私は、漠然と、彼女は自分の死期を知っていたのではないかという気もしているのである。いまになって思えば、ということであるが。
少なくとも、彼女は、こんな健康状態でいられるのは、あと一年くらいだと思い定めていたのではあるまいか。(後略)この二年間、いや大手術以後の六年間の彼女の仕事ぶりはメザマシイの一語に尽きる」(203頁)

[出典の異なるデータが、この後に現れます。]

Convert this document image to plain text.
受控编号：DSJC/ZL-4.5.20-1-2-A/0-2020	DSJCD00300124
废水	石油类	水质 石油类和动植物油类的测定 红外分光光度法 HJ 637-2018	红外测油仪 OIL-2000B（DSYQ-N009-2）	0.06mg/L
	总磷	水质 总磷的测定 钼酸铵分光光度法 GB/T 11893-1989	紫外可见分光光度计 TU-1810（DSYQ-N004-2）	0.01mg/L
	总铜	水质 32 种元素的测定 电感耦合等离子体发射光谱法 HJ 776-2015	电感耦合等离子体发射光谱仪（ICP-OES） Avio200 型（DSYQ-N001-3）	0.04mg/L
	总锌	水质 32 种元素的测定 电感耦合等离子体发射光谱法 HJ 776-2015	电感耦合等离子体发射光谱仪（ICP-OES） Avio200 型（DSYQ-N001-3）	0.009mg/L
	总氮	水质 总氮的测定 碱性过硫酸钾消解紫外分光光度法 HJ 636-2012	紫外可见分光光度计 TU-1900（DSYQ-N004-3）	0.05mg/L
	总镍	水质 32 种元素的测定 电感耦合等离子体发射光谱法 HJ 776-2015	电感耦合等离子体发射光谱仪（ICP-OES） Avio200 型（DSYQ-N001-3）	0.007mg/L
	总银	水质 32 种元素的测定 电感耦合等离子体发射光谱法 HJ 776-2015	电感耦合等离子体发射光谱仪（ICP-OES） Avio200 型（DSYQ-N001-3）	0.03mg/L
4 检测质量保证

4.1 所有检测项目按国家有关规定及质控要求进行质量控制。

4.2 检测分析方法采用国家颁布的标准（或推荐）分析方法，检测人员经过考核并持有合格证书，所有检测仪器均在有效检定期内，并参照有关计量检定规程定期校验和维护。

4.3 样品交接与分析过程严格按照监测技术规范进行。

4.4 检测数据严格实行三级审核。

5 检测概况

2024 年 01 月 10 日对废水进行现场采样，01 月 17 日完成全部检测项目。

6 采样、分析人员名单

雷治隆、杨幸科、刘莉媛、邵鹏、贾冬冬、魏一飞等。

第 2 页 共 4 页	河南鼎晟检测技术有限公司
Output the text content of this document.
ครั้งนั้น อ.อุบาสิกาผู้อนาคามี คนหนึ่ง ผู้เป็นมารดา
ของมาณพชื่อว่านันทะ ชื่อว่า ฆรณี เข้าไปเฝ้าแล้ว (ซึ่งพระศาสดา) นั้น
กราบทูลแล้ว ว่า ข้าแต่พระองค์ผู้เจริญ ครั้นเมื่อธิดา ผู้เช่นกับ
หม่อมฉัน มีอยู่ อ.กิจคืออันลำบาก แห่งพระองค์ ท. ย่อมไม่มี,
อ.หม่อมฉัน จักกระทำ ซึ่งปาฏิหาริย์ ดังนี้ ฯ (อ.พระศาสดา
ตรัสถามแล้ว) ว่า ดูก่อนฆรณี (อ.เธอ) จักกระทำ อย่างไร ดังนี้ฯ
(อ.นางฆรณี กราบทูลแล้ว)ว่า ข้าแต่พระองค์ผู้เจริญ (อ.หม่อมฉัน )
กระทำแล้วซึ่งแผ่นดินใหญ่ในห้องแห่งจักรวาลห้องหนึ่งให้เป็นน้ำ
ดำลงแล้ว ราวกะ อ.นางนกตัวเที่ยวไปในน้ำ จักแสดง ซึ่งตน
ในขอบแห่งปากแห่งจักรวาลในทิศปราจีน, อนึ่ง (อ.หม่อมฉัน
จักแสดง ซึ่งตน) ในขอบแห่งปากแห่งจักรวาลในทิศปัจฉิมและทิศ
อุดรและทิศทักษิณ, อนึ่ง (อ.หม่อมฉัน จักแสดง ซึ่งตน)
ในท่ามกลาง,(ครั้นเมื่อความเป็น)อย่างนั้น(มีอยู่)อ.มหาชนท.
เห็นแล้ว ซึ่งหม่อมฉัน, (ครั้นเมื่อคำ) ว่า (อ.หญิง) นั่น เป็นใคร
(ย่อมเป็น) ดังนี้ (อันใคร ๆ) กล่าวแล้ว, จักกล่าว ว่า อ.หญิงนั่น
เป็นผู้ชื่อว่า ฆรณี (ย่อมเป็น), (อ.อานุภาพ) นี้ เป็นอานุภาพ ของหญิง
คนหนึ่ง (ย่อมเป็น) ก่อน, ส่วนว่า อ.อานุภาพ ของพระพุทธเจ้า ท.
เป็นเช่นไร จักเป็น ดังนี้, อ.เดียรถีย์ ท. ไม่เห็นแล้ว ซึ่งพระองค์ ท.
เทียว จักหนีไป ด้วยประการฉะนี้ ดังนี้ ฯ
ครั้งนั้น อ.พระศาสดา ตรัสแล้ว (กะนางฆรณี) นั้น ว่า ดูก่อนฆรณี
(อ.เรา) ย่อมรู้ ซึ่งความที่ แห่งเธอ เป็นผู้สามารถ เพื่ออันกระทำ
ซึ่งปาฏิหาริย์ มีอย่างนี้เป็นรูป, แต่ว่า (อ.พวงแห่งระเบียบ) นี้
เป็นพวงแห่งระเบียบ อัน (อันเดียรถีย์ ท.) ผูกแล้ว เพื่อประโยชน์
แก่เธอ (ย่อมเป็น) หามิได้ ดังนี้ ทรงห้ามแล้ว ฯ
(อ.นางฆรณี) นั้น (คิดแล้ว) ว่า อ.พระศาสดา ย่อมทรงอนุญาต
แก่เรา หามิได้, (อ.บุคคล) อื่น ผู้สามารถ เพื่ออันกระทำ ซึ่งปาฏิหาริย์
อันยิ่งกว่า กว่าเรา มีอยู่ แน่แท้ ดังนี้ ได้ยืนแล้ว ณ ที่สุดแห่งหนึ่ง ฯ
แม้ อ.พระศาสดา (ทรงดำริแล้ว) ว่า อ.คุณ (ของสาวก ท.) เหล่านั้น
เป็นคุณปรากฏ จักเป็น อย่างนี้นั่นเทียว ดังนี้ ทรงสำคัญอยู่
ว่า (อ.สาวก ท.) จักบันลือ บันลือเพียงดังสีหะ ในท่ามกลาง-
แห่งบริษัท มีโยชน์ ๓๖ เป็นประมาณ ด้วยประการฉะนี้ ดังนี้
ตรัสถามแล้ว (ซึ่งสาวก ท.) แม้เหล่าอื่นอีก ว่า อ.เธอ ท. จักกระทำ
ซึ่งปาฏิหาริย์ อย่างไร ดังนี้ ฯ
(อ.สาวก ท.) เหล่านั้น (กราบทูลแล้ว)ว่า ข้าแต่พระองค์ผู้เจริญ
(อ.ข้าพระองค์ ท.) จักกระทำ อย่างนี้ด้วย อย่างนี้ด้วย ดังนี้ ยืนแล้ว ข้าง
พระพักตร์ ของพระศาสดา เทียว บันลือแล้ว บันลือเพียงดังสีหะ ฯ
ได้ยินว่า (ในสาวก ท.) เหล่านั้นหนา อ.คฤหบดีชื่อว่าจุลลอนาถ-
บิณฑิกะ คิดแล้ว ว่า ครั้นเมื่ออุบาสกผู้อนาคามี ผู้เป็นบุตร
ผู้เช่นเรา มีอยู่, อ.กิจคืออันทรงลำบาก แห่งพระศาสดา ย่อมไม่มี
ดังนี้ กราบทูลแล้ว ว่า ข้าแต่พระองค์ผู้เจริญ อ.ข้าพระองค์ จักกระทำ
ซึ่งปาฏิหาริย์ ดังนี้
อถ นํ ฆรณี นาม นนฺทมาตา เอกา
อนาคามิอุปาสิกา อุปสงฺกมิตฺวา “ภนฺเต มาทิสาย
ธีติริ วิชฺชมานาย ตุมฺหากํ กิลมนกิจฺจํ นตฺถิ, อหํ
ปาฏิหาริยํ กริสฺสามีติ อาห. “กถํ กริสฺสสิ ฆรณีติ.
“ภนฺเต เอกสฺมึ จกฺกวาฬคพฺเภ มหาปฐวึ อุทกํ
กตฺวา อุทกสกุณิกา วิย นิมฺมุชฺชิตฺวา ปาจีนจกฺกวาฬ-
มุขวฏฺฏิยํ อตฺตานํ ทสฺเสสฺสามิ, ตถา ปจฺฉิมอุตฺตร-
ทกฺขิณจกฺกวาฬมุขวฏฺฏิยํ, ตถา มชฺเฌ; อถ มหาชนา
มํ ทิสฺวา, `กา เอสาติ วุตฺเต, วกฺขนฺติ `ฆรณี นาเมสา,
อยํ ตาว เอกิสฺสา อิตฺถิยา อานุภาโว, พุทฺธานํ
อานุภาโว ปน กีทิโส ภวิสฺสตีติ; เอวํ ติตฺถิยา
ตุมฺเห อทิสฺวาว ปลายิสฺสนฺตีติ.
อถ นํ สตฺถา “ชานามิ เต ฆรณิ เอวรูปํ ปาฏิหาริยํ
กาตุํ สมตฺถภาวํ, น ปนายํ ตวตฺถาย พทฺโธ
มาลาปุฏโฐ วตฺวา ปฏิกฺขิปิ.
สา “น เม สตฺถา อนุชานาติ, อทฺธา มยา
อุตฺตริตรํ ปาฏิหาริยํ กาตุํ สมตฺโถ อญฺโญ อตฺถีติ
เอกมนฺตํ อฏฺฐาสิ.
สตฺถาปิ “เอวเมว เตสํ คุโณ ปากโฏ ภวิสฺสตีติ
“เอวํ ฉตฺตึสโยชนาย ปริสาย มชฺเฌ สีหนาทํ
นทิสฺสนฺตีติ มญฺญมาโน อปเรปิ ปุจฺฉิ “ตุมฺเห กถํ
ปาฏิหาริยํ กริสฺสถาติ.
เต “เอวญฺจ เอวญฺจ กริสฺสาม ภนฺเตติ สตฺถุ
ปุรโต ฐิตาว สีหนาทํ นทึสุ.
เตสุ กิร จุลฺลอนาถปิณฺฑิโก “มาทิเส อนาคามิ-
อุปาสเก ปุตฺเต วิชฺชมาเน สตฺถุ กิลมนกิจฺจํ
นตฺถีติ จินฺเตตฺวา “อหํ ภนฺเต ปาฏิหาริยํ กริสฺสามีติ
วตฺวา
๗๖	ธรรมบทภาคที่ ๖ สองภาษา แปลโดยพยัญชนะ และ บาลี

こんなエピソードも紹介している。そこには若くして亡くなった作家の野呂邦暢のことについてもふれている。
「若い編集者たちと酒を飲んでいるとき、私が、
『いま、私が考えているのは、老後を安楽に暮らしたいと言うことだけだな』
と言った。
『私もそうなの。余生を安楽に暮らしたいわ。ゆっくりと、なんにもしないで』
向田邦子も同じことを言った。
『えっ?向田さんも、これは驚いた』
若い編集者は、とても信じられないという顔をした。
『本当よ。もう、こんな生活、厭なの』
野呂邦暢が急死したとき、向田邦子は、
『四十二歳なんかで死んじゃ駄目よ。絶対に駄目よ』
と、叩きつけるような調子で言った。彼女は何物かに怒りをぶちまけるような顔つきで、体を震わせてそれを言った(後略)」
そんな向田邦子を見続けた山口瞳は、こんな思索に到達する。
「向田邦子の遭難死を知ったとき、何か辻褄が合っているような、まるで計算ずくでもあるような気がしたのは、そんなことがあったからである。晩年の彼女には、自分の運命が見えていたというような気がしてならないのである。向田邦子は『向田邦子の生涯』という脚本に自分の遭難死まで書き込んでしまったと思っている」
男女問わず、同じ業界にいるだれもが向田邦子のファンだった。とくに男性は、そのことをてらうことなく書いている。山田太一もそうだった。
雑感・『文藝別冊 総特集 山田太一 テレビから聴こえたアフォリズム』(河出書房新社、2013年)|三上喜孝 (note.com)
そして誰もが、向田邦子の才能を発掘したのは自分だと思っている。山口瞳も、
「なんだか向田邦子という才能を発掘した手柄話のようになってしまったが、…」
と書いている。向田邦子はみんなにそう言われることをまんざらでもないと思ったのか、それとも煩わしいと思ったのか、永遠にわからない。